取り立ててフラメンコが好き、というわけではないのだけれども、カルロス・サウラの『カルメン』を観たときは結構ショックを受けたもので、メタフィクションのような入れ子構造の映画の作り方が面白かったのは勿論、フラメンコがこんなに情熱的でカッコいいものだということをそこで知ったようなものだ。なのでテレビでやってると、つい見入ってしまったりするのだが、まあその程度の人間なんですが、ヴィットリオ・ストラーロと組んでカルロス・サウラが撮った、となるとやはり興味があるもので、いそいそと出かけて観てしまう。そして感動してしまう。
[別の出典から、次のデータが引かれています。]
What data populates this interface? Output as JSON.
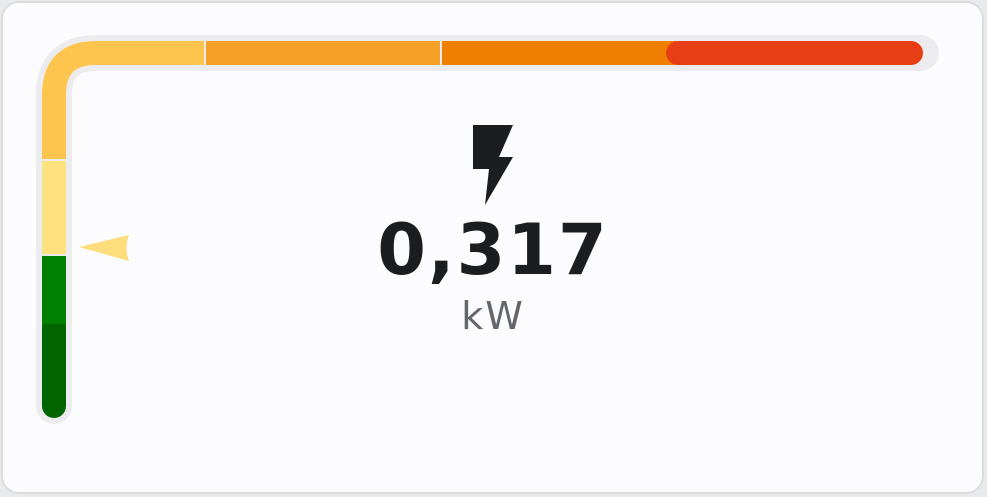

誕生から死、そして再生をテーマとして描いているという。それを何も知らずに観る人間がどこまで理解出来るかは別にしても、とにかく撮影が素晴らしい。月、太陽、虹。赤、青、黒、といった色使い。ドラマティックなまでの鮮やかな世界の構築。言ってしまえば、それは平面的な舞台であるにも関わらず、もう一つの人生をそこに現出させることに他ならない。加えて、冒頭から何枚もの絵が登場し、それが出演者と同じ扱いで大きく並べられる。フラメンコの歴史として、また今も息づくものとして。カメラはその間を行ったり来たりを繰り返し、踊るものはその間に姿を見せる。さらに場面が変わるごとに、闇の暗さが描かれ、雨が降る。鏡を配置して、人間と絵と鏡の境界が曖昧になっていく。『カルメン』や『タンゴ』で現実と虚構が渾然一体となっていく空間を作ったサウラは、今回は全てを一つにし、全てを伝説と化すという恐ろしいほどの情熱で持ってフラメンコと対峙する。感動した。


まあ改めてこの予告編を見るだけでも震えが来るが…。個々の演者で言えば、イスラエル・ガルバンが衝撃的だったなあ。『静寂』と題された前衛的な踊りが素晴らしかった。全身が芸術みたいだ。狂気をはらんだような感じも凄かった。